Picture this: you’ve just stepped out of the salon after your next color appointment. Here are some things you need to keep in mind to ensure your hair stays healthy — and that your color doesn’t wash down the drain the next day. First, try and go without washing your hair for about 72 hours after your appointment. There’s a science behind this advice: it takes about three days for the cuticle of your hair to reseal itself after being opened as a part of the dye process. Once sealed, this traps the color molecule. If you’re shampooing before these three days are up, it increases the likelihood that your color will fade at a faster rate… and who wants that after spending money to have it done? 
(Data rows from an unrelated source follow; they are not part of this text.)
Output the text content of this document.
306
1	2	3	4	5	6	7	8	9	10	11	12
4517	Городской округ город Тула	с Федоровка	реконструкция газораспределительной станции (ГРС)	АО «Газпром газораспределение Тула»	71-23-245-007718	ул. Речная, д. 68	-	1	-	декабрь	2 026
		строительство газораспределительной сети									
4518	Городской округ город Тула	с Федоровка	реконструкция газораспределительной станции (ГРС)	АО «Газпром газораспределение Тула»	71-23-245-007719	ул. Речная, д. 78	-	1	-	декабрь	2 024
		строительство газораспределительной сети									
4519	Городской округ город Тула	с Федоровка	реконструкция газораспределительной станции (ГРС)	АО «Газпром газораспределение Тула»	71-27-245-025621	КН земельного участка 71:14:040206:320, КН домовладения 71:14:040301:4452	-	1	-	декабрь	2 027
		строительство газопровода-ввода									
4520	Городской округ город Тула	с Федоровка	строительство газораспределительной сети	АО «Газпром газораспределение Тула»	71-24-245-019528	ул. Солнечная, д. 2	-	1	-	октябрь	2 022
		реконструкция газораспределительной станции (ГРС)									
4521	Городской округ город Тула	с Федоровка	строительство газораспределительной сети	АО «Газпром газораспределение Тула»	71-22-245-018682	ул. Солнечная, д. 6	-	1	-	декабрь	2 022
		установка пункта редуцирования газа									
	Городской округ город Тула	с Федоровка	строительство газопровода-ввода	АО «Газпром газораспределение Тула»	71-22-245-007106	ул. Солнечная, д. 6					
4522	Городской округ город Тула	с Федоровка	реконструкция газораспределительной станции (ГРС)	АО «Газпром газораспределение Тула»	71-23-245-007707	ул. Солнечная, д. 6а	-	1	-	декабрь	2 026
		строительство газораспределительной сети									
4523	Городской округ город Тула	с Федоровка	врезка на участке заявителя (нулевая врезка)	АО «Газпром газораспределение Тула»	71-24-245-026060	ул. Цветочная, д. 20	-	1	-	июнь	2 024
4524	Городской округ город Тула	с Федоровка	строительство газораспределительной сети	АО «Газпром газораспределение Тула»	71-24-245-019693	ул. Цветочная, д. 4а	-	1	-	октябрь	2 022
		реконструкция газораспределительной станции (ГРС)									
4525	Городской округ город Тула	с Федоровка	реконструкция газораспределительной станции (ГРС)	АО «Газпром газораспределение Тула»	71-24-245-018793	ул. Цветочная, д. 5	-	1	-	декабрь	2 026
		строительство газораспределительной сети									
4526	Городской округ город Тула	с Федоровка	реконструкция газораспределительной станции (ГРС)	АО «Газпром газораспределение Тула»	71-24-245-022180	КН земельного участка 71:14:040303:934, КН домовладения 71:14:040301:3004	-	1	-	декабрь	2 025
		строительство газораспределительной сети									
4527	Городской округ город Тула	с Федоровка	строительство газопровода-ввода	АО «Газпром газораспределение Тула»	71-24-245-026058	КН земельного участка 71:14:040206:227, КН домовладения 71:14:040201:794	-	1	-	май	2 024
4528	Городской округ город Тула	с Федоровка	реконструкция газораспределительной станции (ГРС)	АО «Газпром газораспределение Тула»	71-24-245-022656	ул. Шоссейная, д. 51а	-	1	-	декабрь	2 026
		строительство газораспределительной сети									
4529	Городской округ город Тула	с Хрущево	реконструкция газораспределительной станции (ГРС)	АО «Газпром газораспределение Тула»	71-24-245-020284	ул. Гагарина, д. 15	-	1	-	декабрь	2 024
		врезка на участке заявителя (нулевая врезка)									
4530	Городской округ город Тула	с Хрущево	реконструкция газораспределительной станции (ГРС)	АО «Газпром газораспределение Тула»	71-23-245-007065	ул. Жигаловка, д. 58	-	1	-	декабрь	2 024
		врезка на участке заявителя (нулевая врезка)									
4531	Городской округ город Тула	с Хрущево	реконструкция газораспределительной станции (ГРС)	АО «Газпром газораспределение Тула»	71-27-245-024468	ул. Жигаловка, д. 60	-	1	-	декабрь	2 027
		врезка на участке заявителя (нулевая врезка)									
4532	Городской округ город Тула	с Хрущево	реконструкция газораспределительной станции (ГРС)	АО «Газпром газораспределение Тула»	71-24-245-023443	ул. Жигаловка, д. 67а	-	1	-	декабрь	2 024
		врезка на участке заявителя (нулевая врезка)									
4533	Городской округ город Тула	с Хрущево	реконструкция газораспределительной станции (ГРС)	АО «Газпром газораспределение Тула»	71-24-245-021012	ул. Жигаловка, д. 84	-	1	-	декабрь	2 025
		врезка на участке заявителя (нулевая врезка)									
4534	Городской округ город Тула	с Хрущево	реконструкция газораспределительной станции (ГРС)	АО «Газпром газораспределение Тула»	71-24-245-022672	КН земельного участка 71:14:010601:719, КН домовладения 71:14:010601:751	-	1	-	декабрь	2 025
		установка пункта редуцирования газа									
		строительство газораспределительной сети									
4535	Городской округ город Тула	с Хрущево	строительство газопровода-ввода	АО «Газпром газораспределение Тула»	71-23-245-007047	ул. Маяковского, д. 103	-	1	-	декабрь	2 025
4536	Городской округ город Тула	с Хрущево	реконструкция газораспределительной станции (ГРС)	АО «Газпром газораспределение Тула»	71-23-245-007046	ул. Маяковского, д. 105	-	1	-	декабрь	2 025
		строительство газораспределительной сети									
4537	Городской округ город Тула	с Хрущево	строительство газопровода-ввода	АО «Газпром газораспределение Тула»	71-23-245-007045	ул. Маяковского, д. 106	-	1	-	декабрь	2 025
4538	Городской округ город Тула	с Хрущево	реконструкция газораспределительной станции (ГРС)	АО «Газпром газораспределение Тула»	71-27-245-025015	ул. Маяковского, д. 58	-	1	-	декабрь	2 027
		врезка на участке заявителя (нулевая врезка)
After your first post-color shower, rinse your hair in cool water: since hot water lifts the outer cuticle of your hair, using cool water will keep your cuticle sealed and smooth.
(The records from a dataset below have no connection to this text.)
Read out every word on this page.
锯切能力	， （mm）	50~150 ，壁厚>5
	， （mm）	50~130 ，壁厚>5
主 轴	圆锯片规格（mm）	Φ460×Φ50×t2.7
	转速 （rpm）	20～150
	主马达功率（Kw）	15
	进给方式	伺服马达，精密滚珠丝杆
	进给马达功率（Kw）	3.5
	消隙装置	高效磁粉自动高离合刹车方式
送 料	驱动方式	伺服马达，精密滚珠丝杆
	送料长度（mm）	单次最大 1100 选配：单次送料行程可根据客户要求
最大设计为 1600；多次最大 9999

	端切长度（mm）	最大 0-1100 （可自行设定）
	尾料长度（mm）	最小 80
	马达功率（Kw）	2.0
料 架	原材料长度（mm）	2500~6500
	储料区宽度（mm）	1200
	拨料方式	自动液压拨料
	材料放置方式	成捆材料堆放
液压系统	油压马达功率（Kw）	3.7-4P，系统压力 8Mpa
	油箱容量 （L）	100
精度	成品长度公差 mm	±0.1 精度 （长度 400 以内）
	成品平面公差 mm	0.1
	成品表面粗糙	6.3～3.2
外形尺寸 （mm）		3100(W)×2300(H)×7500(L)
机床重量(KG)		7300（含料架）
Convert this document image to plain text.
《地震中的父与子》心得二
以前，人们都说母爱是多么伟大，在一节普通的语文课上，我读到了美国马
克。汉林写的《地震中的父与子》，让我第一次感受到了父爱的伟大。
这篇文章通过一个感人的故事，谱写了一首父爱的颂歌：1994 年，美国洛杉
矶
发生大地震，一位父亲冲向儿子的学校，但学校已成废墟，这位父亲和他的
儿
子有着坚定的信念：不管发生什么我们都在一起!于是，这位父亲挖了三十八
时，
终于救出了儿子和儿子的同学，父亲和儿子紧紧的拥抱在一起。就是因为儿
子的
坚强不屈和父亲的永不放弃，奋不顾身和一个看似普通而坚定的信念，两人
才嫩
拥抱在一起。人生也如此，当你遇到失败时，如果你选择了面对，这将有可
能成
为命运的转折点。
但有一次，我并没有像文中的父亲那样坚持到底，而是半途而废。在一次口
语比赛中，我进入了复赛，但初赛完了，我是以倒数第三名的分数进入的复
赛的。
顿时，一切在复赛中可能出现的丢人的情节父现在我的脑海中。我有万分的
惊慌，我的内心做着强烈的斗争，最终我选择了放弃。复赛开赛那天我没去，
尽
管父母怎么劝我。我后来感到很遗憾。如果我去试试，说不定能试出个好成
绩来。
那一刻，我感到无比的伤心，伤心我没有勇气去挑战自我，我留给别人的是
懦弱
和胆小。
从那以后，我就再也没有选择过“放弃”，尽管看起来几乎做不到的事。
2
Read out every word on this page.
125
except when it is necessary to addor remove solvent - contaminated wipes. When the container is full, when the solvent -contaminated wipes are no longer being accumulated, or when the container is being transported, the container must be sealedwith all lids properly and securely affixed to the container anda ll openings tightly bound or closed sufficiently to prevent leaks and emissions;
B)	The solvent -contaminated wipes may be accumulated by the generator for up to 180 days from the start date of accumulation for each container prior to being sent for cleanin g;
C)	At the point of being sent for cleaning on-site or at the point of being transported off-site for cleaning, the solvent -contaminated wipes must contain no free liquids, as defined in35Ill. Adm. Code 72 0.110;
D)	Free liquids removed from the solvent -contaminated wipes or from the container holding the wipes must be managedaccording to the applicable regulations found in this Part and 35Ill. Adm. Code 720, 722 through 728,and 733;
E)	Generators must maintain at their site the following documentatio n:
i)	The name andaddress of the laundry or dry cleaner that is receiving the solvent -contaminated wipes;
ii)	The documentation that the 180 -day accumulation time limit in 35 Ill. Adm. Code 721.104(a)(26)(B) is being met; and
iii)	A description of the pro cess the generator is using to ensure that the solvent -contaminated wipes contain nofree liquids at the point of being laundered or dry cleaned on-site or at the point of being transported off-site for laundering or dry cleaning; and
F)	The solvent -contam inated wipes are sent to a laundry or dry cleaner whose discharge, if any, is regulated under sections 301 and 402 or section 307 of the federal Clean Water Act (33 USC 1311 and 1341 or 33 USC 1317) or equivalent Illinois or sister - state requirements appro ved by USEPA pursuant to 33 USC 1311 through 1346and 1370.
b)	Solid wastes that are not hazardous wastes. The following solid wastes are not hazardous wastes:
Ways to help prevent color from fading

Don't wash your hair too often

Generally, you should avoid washing your hair too often when you want to preserve hair color — shoutout to dry shampoo! But when you do need to wash it, choose a shampoo and conditioner that will help brighten and extend the life of your color. If, like me, you’re someone who’s scalp tends to run on the greasier side, swap in a clarifying shampoo once a week — this will help to deal with any potential build up, while still helping you stick to a “don’t wash too frequently” schedule.

Use a hair mask

And a few times a week, use a hydrating and moisturizing mask for color treated hair instead of a conditioner. As long as you’re using products that are designed to protect and extend the life of color treated hair, you’re on the right track.

Try more nourishing products

But if you’re experiencing more severe damage and breakage from over-processing your hair, you’ll need a more nourishing option like a vitamin C shampoo. For the most severe damage, try to use products formulated for damaged hair to help restructure your strands, rebuilding broken bonds that can come from repeatedly coloring and processing damage.

Use heat protection

The heat vulnerability that we saw in the shower also extends to how you style your hair, too. When using styling tools, always be sure to apply a heat-protectant spray, since colored strands are more susceptible to taking in damage. Even though this is always a smart move when you need to use hot styling tools, you should try to avoid using them too often if you want to make sure your color really lasts. And when you have to go outside, make sure you have a hat or headband on, since exposure to the sun also increases the rate at which your hair color fades.

Try a temporary solution

Lastly, here’s an insider tip: if you want to help revitalize your color in between appointments, that doesn’t mean running for the nearest box of dye for touch ups. Temporary pigmented shampoos and conditioners can deposit color on the surface of your hair (for a few days if left unwashed), without the potential for damage. I personally use a color conditioner for brown hair when I see my sneaky light brown roots peeking in, and even as an easy way to re-enrich the color in the time between salon appointments. The benefit of these types of products is that not only do you get to refresh your color, but you can do so without exposing your hair to anything damaging or dehydrating. 

So have your hair colored confidently, without the worry of potential damage or an increased frequency of salon appointments. Just make sure you’re protecting your hair against heat damage and over-washing by using products made specifically for colored hair, and taking steps to avoid sun exposure or using heat tools too often. And if you have any other tips and tricks that have worked to extend the life of your hair color, be sure to let us know in the comments!